Visual events significantly impact human cognition, yet their intricate structure, multi-level semantics, and dynamic evolution pose challenges for AI in understanding video events. To address this, we propose the video event understanding task, composed of four progressive sub-tasks: video event boundary prediction, video event prediction, video relation classification, and video event inductive reasoning. These aim to enhance high-level event scene comprehension, bridge the event understanding and reasoning gap between CV and NLP, and explore AI's leap from perception to cognition. To our knowledge, our work is the first to support extracting highly summarized events and analyzing long-term event evolution.
To facilitate this task, we introduce VidEvent, a large - scale dataset of over 1,000 meticulously annotated film - explanation videos. It contains over 23,000 high - level semantic events and over 17,000 event relations with accurate evolutionary logic. Created through rigorous annotation, VidEvent ensures high data quality and reliability.

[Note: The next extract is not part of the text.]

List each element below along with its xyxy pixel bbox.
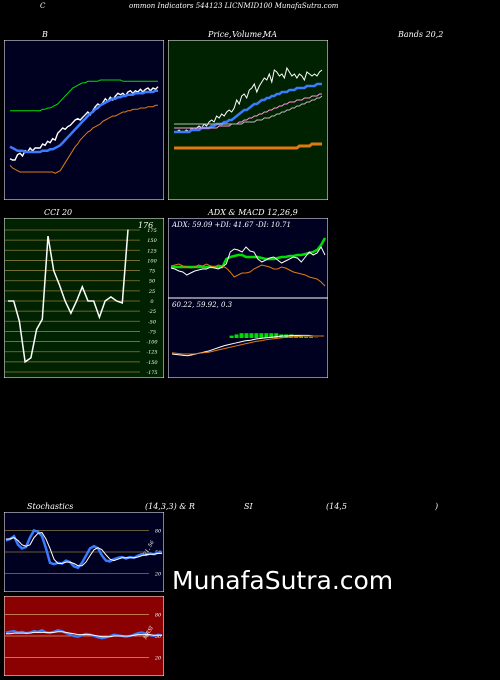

We also put forward baseline methods and evaluation metrics to establish a comprehensive benchmark for future research. These models can serve as future research benchmarks, promoting comparison and improvement. By analyzing VidEvent and the baseline models, we highlight the dataset's potential in advancing video event understanding and encourage the exploration of more innovative algorithms and models.
Our dataset is showcased on the website VidEvent, and our paper "VidEvent: A Large Dataset for Understanding Dynamic Evolution of Events in Videos" has been accepted by AAAI 2025.